I personally think the data is intriguing but then the jump at the end to concrete suggestions seems unfounded - they do say there’s more posts coming, however.
“The idea that top performers can easily be identified and can then be expected to improve productivity may represent a hasty conclusion based on small and insufficient data samples. It takes a substantial body of work to evaluate a programmer's true performance. We had 10 samples each in our study, with identical requirements, under controlled conditions, with no distractions, and it was barely enough data to draw meaningful conclusions. The real world, of course, is far more complex than the limited, controlled study that we conducted.”
Posted on 2020-02-02T19:09:10+0000
bradfitz - Leaving Google
After ~12.5 years at Google and ~10 years working on Go (#golang), it's time for me to do something new. Tomorrow is my last day at Google.
Hasnain says:
Interesting post mortem from a long tenure at a big tech company.
Brad is no lightweight; he’s written a bunch of critical software that powers the internet - even before joining Google.
The reasons for leaving were also interesting:
“Little bored. Not learning as much as I used to. I've been doing the same thing too long and need a change. It'd be nice to primarily work in Go rather than work on Go.
When I first joined Google it was a chaotic first couple years while I learned Google's internal codebase, build system, a bunch of new languages, Borg, Bigtable, etc. Then I joined Android it was fun/learning chaos again. Go was the same when I joined and it was a new, fast-moving experiment. Now Go is very popular, stable and, while there's a lot to do, things--often necessarily--move pretty slowly. Moving slowly is fine, and hyper-specializing in small corners of Go makes sense at scale (few percent improvements add up!), but I want to build something new again.
I don't want to get stuck in a comfortable rut. (And Google certainly is comfortable, except for open floor plans.)”

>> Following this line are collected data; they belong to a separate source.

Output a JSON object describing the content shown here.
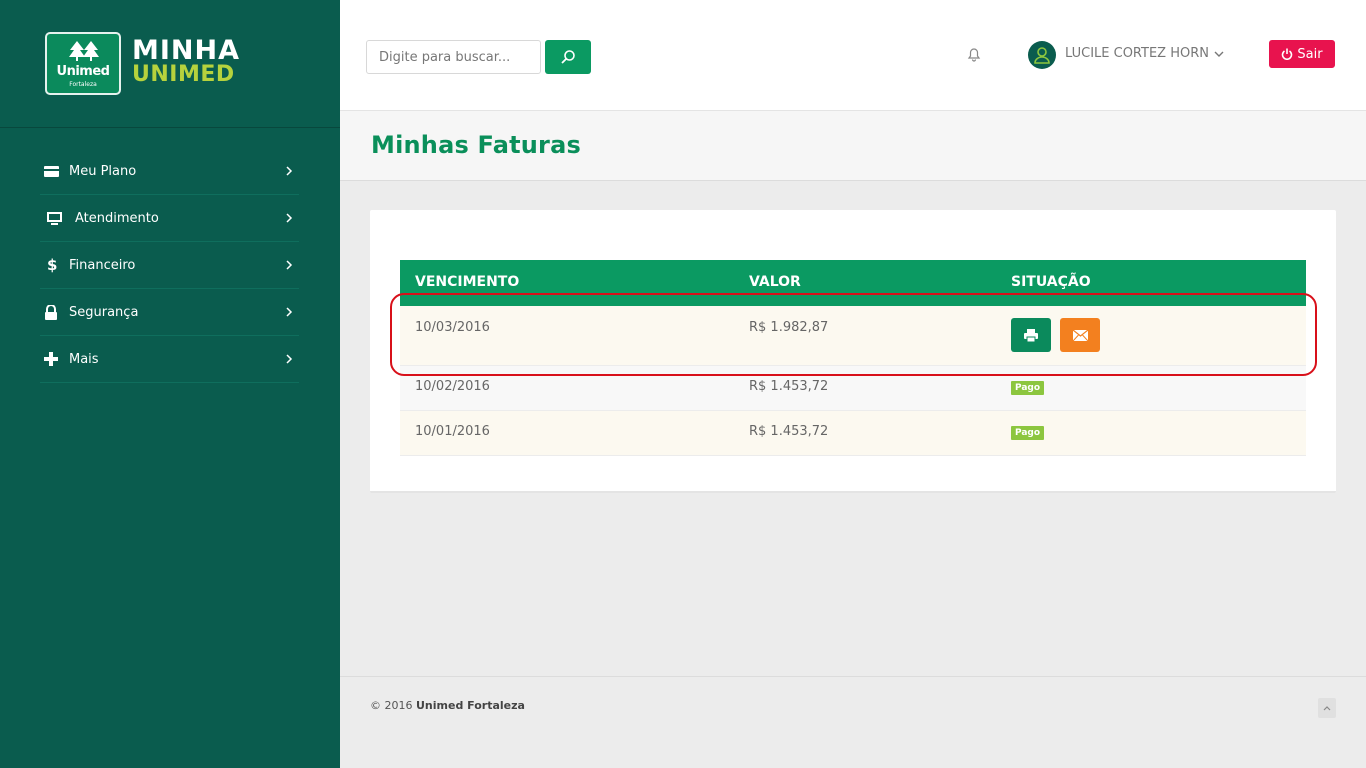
{
  "brand": {
    "badge_name": "Unimed",
    "badge_city": "Fortaleza",
    "title_line1": "MINHA",
    "title_line2": "UNIMED"
  },
  "sidebar": {
    "items": [
      {
        "label": "Meu Plano",
        "icon": "card-icon"
      },
      {
        "label": "Atendimento",
        "icon": "monitor-icon"
      },
      {
        "label": "Financeiro",
        "icon": "dollar-icon"
      },
      {
        "label": "Segurança",
        "icon": "lock-icon"
      },
      {
        "label": "Mais",
        "icon": "plus-icon"
      }
    ]
  },
  "header": {
    "search_placeholder": "Digite para buscar...",
    "user_name": "LUCILE CORTEZ HORN",
    "logout_label": "Sair"
  },
  "page": {
    "title": "Minhas Faturas"
  },
  "table": {
    "columns": [
      "VENCIMENTO",
      "VALOR",
      "SITUAÇÃO"
    ],
    "rows": [
      {
        "vencimento": "10/03/2016",
        "valor": "R$ 1.982,87",
        "situacao": ""
      },
      {
        "vencimento": "10/02/2016",
        "valor": "R$ 1.453,72",
        "situacao": "Pago"
      },
      {
        "vencimento": "10/01/2016",
        "valor": "R$ 1.453,72",
        "situacao": "Pago"
      }
    ]
  },
  "footer": {
    "copyright_prefix": "© 2016 ",
    "copyright_name": "Unimed Fortaleza"
  },
  "colors": {
    "sidebar": "#0a5c4e",
    "primary": "#0b9a62",
    "accent_lime": "#b6d23d",
    "logout": "#e8134e",
    "email": "#f3801f",
    "paid_badge": "#8cc63f",
    "highlight": "#d8101a"
  }
}
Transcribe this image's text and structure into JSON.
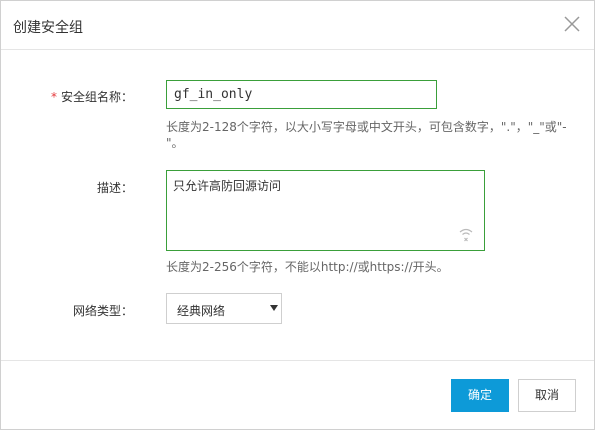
{
  "dialog": {
    "title": "创建安全组",
    "close_icon": "close-icon"
  },
  "form": {
    "name": {
      "required_mark": "*",
      "label": "安全组名称：",
      "value": "gf_in_only",
      "hint_line1": "长度为2-128个字符，以大小写字母或中文开头，可包含数字，\".\"，\"_\"或\"-",
      "hint_line2": "\"。"
    },
    "description": {
      "label": "描述：",
      "value": "只允许高防回源访问",
      "hint": "长度为2-256个字符，不能以http://或https://开头。",
      "resize_icon": "wifi-off-icon"
    },
    "network_type": {
      "label": "网络类型：",
      "selected": "经典网络",
      "caret_icon": "caret-down-icon"
    }
  },
  "footer": {
    "confirm_label": "确定",
    "cancel_label": "取消"
  },
  "colors": {
    "primary": "#0d9ad8",
    "valid_border": "#3a9f3a",
    "required": "#e4393c"
  }
}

Posted on 2020-01-27T20:15:14+0000
Why procrastination is about managing emotions, not time
Address the real reasons you procrastinate and you’re more likely to start achieving your goals.
Hasnain says:
This was an interesting take on procrastination and productivity - and proposes an approach that might lead to better outcomes
“Increasingly, however, psychologists are realising this is wrong. Experts like Tim Pychyl at Carleton University in Canada and his collaborator Fuschia Sirois at the University of Sheffield in the UK have proposed that procrastination is an issue with managing our emotions, not our time. The task we’re putting off is making us feel bad – perhaps it’s boring, too difficult or we’re worried about failing – and to make ourselves feel better in the moment, we start doing something else, like watching videos.”